St. Ruin’s, London (2023)

These are actually photos of two different London churches, photographed on two different changeable English days (the 15th and the 18th), but they seem of a piece and so I have decided to deal with them in this single journal post. Christ Church Greyfriars and Saint Dunstan-in-the-East are both Wren-reconstructed edifices (Christ Church was in fact Wren’s second-largest church, after nearby St. Paul’s Cathedral). Both took direct hits from German bombs (in 1940 and 1941, respectively). And both were eventually consigned in their ruined state as roofless shells to become public gardens. Successfully, in fact. Despite the chill April rain and clouds (which might not be obvious from my photos, thanks to the magic of Raw file format processing) both ruin-gardens were occupied during my visits with plenty of happy but slightly-damp young TikTok-ers, coyly posing in front of the empty arches.

Of course, behind the joyful selfies and giggling and the early flowers one perceives a jarring ambience of another sort entirely. “Jack will show you your room: I have given you the room in the tower.” (E.F. Benson, 1912) 

The post-ecclesiastical career of the surviving tower at Christ Church Greyfriars bears discussing. With the steeple by Hawksmoor in 1704 — I assume the term refers to the belfry and above, areas which do have that slightly ominous, not-quite-right Hawksmoor “look” — it was restored in 1960 and used as an office by architects Seely & Paget, who although successful seem chiefly remembered for their partnership and lifestyle (rather gay, in both cases) outside of their practice. Seely and Paget are described in the appropriately melancholy and rather befuddled Bleak Houses: Disappointment and Failure in Architecture by Timothy Brittain-Catlin (The MIT Press, 2014), a book that I purchased in the hope that it might make me feel better about my own abortive career — or at least help me better understand my own dismal lack of achievement.

Finally in 2007 the Christ Church Greyfriars tower was converted to a minimalist, 12-level private residence for a Goldman Sachs banker by architects Boyarsky/Murphy. I cannot imagine the effort and sums of money it must have taken “to smooth out” the various bureaucratic hurdles such a wild change of program entailed. Yet the tower home seems uninhabited as of this writing, having changed hands during the pandemic.
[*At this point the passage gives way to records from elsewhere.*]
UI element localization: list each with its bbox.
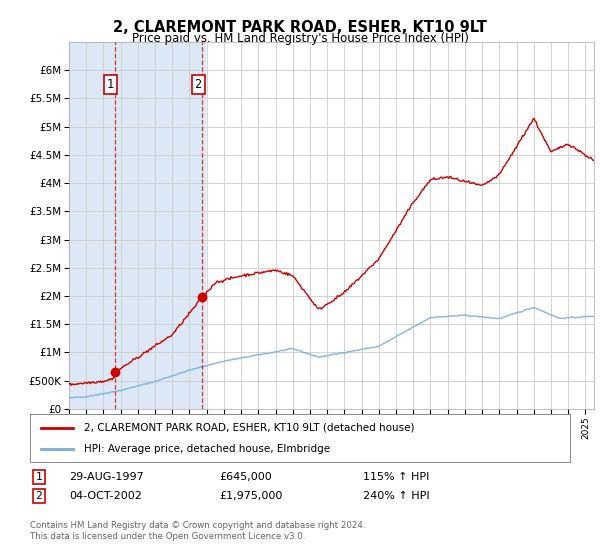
Text: HPI: Average price, detached house, Elmbridge: HPI: Average price, detached house, Elmb…	[84, 444, 330, 454]
Text: 2: 2	[194, 78, 202, 91]
Text: Price paid vs. HM Land Registry's House Price Index (HPI): Price paid vs. HM Land Registry's House …	[131, 32, 469, 45]
Text: 04-OCT-2002: 04-OCT-2002	[69, 491, 142, 501]
Text: £645,000: £645,000	[219, 472, 272, 482]
Text: Contains HM Land Registry data © Crown copyright and database right 2024.
This d: Contains HM Land Registry data © Crown c…	[30, 521, 365, 540]
Text: 2: 2	[35, 491, 43, 501]
Text: 1: 1	[35, 472, 43, 482]
Text: 240% ↑ HPI: 240% ↑ HPI	[363, 491, 430, 501]
Text: 1: 1	[107, 78, 114, 91]
Bar	[69, 42, 205, 409]
Text: 115% ↑ HPI: 115% ↑ HPI	[363, 472, 430, 482]
Text: 2, CLAREMONT PARK ROAD, ESHER, KT10 9LT (detached house): 2, CLAREMONT PARK ROAD, ESHER, KT10 9LT …	[84, 423, 415, 433]
Text: £1,975,000: £1,975,000	[219, 491, 283, 501]
Text: 2, CLAREMONT PARK ROAD, ESHER, KT10 9LT: 2, CLAREMONT PARK ROAD, ESHER, KT10 9LT	[113, 20, 487, 35]
Text: 29-AUG-1997: 29-AUG-1997	[69, 472, 144, 482]
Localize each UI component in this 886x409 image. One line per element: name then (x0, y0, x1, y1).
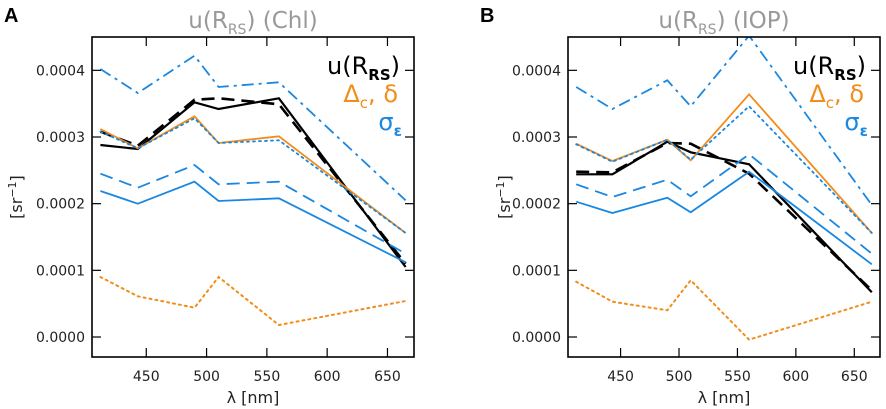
legend-delta: Δc, δ (809, 80, 864, 112)
legend-sigma-main: σ (378, 108, 393, 136)
x-axis-label: λ [nm] (227, 388, 280, 407)
x-tick-label: 450 (607, 369, 634, 385)
x-tick-label: 550 (724, 369, 751, 385)
y-axis-label-sup: −1 (494, 181, 507, 197)
y-tick-label: 0.0003 (36, 130, 85, 146)
legend-small-delta: δ (849, 80, 864, 108)
series-group (99, 54, 407, 327)
y-tick-label: 0.0003 (512, 130, 561, 146)
panel-title-main: u(R (188, 8, 228, 34)
panel-title: u(RRS) (IOP) (658, 8, 789, 38)
panel-title: u(RRS) (Chl) (188, 8, 317, 38)
x-tick-label: 600 (782, 369, 809, 385)
legend-small-delta: δ (383, 80, 398, 108)
y-axis-label-suffix: ] (7, 175, 26, 181)
legend-delta-c-sub: c (826, 94, 834, 112)
plot-frame (567, 36, 881, 358)
panel-a: 450 500 550 600 650 0.0000 0.0001 0.0002 0.0003 0… (4, 5, 415, 407)
legend-sigma-main: σ (844, 108, 859, 136)
series-line-sigma-eps-solid (575, 170, 873, 266)
y-tick-label: 0.0001 (512, 263, 561, 279)
series-line-u-r-rs-dashed (576, 141, 873, 292)
series-line-delta-c (99, 115, 407, 234)
x-tick-label: 450 (133, 369, 160, 385)
series-line-delta-c (575, 92, 873, 234)
legend-sigma: σε (844, 108, 868, 140)
legend-u-rrs-sub: RS (368, 66, 390, 84)
panel-title-main: u(R (658, 8, 698, 34)
series-line-u-r-rs-solid (100, 97, 407, 268)
x-tick-label: 550 (254, 369, 281, 385)
series-line-sigma-eps-dashed (100, 163, 407, 255)
x-tick-label: 500 (666, 369, 693, 385)
x-tick-label: 600 (314, 369, 341, 385)
legend-u-rrs-sub: RS (834, 66, 856, 84)
legend-u-rrs: u(RRS) (793, 52, 866, 84)
series-group (575, 37, 873, 341)
y-axis-label: [sr−1] (6, 175, 26, 219)
legend-delta-c-main: Δ (809, 80, 826, 108)
series-line-sigma-eps-dotted (575, 105, 873, 234)
y-tick-label: 0.0000 (36, 330, 85, 346)
x-tick-label: 650 (841, 369, 868, 385)
legend-delta-sep: , (834, 80, 849, 108)
series-line-u-r-rs-solid (576, 140, 873, 294)
panel-b: 450 500 550 600 650 0.0000 0.0001 0.0002 0.0003 0… (480, 5, 881, 407)
series-line-sigma-eps-dotted (99, 117, 407, 234)
legend-delta: Δc, δ (343, 80, 398, 112)
panel-title-suffix: ) (Chl) (246, 8, 317, 34)
y-tick-label: 0.0000 (512, 330, 561, 346)
series-line-sigma-eps-dash-dot (99, 54, 407, 201)
y-axis-label-main: [sr (7, 197, 26, 219)
legend-u-rrs-suffix: ) (391, 52, 400, 80)
legend-u-rrs-suffix: ) (857, 52, 866, 80)
series-line-delta (575, 278, 873, 341)
x-axis-label: λ [nm] (698, 388, 751, 407)
legend-sigma-sub: ε (394, 122, 402, 140)
legend-u-rrs-main: u(R (327, 52, 368, 80)
y-tick-label: 0.0002 (512, 197, 561, 213)
legend-delta-c-main: Δ (343, 80, 360, 108)
legend-delta-sep: , (368, 80, 383, 108)
y-axis-label: [sr−1] (494, 175, 514, 219)
y-tick-label: 0.0001 (36, 263, 85, 279)
x-tick-label: 500 (193, 369, 220, 385)
series-line-sigma-eps-dash-dot (575, 37, 873, 206)
series-line-sigma-eps-dashed (575, 153, 873, 255)
y-tick-label: 0.0004 (36, 63, 85, 79)
panel-title-sub: RS (228, 22, 247, 38)
y-axis-label-sup: −1 (6, 181, 19, 197)
legend-sigma-sub: ε (860, 122, 868, 140)
legend-u-rrs-main: u(R (793, 52, 834, 80)
series-line-delta (99, 275, 407, 327)
y-tick-label: 0.0004 (512, 63, 561, 79)
y-axis-label-main: [sr (495, 197, 514, 219)
legend-u-rrs: u(RRS) (327, 52, 400, 84)
panel-letter: A (4, 5, 18, 27)
legend-delta-c-sub: c (360, 94, 368, 112)
series-line-u-r-rs-dashed (99, 96, 407, 265)
y-tick-label: 0.0002 (36, 197, 85, 213)
panel-title-suffix: ) (IOP) (717, 8, 790, 34)
plot-frame (91, 36, 415, 358)
series-line-sigma-eps-solid (100, 180, 407, 264)
panel-title-sub: RS (698, 22, 717, 38)
x-tick-label: 650 (374, 369, 401, 385)
legend-sigma: σε (378, 108, 402, 140)
panel-letter: B (480, 5, 494, 27)
y-axis-label-suffix: ] (495, 175, 514, 181)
However — also as of this writing — one can review photos of the interior prior to the sale at two websites, a specialty realtor’s <link> and the architects’ <link>. The latter is especially interesting, because it takes the form of a slide show, that ascends from the base to the topmost stair, and includes gritty black-and-white images of the pre-rehabilitation situation. The finished home is very smooth, very high end: white walls, glass-panel railings, shined marble countertops, blond-oh-so-blond sensually-chunky cabinetry. Very few traces, it seems, of sooty baroque masonry intrude into the polish.  
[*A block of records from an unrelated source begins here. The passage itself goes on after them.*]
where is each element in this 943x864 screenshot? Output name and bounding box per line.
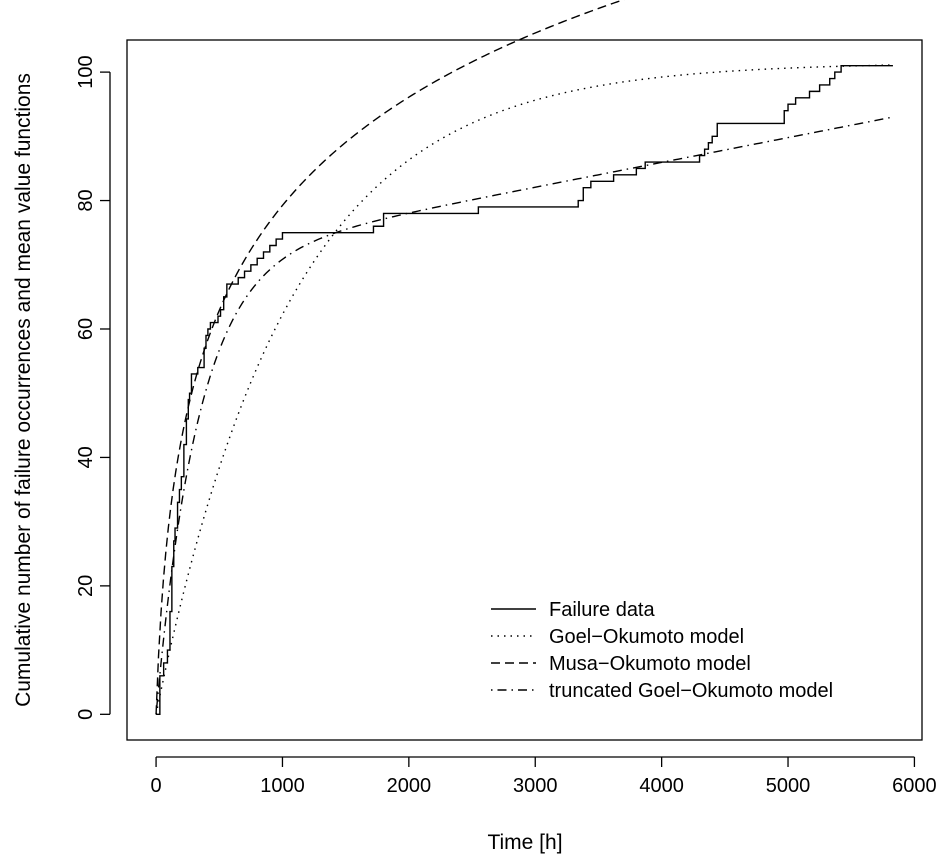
legend-label-3: truncated Goel−Okumoto model: [549, 680, 833, 702]
x-tick-label-5: 5000: [766, 775, 811, 797]
y-tick-label-1: 20: [75, 575, 97, 597]
y-tick-label-2: 40: [75, 446, 97, 468]
x-tick-label-4: 4000: [639, 775, 684, 797]
y-axis: 0 20 40 60 80 100: [75, 55, 111, 720]
series-layer: [155, 0, 893, 716]
x-tick-label-3: 3000: [513, 775, 558, 797]
y-axis-title: Cumulative number of failure occurrences…: [12, 73, 35, 707]
x-axis-title: Time [h]: [487, 831, 562, 854]
series-line-2: [155, 0, 625, 715]
x-tick-label-0: 0: [151, 775, 162, 797]
y-tick-label-4: 80: [75, 189, 97, 211]
plot-frame: [126, 39, 923, 741]
x-tick-label-6: 6000: [892, 775, 937, 797]
x-tick-label-1: 1000: [260, 775, 305, 797]
x-tick-label-2: 2000: [387, 775, 432, 797]
series-line-3: [155, 116, 892, 715]
y-tick-label-5: 100: [75, 55, 97, 88]
x-axis: 0 1000 2000 3000 4000 5000 6000: [151, 756, 937, 797]
series-line-1: [155, 64, 892, 715]
legend-label-1: Goel−Okumoto model: [549, 626, 744, 648]
series-line-0: [156, 64, 893, 716]
legend-label-2: Musa−Okumoto model: [549, 653, 751, 675]
legend-label-0: Failure data: [549, 599, 655, 621]
legend: Failure data Goel−Okumoto model Musa−Okumo…: [491, 599, 833, 702]
y-tick-label-3: 60: [75, 318, 97, 340]
y-tick-label-0: 0: [75, 709, 97, 720]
It would be hard for a place like this to not be interesting, spatially, as long as your legs could handle the hundreds of steps. But I can’t help but think I wouldn’t have “done it” like this, if somehow it was my project. Where’s the romance, right? It might work for a banker, but what kind of would-be wizard lives within white walls in an oh-so-blond condo (however “vertical”)? Where’s the old oak throne in an otherwise empty round room, which one can encircle if necessary with a chalk-drawn pentacle? Where are the tottering shelves to hold “many a quaint and curious volume of forgotten lore”, as well as a bust of Pallas for visiting ravens and the skull of the Black Monk (or a plaster copy thereof, like the one I own) to remind one to regularly visit the dentist (among other things)? Where’s the rickety, narrow staircase to Hawksmoor’s freestanding Ionic colonnade, where one might consult the tutelary stars as well as the psychogeographic portents concealed in the layout of King Lud’s streets below?

I suppose that the simple fact that I would pose such rhetorical questions (as opposed to making the sort of the abstracted “valid critiques” that the faculty encouraged at Yale) probably explains my unsatisfying career more than any book I could purchase.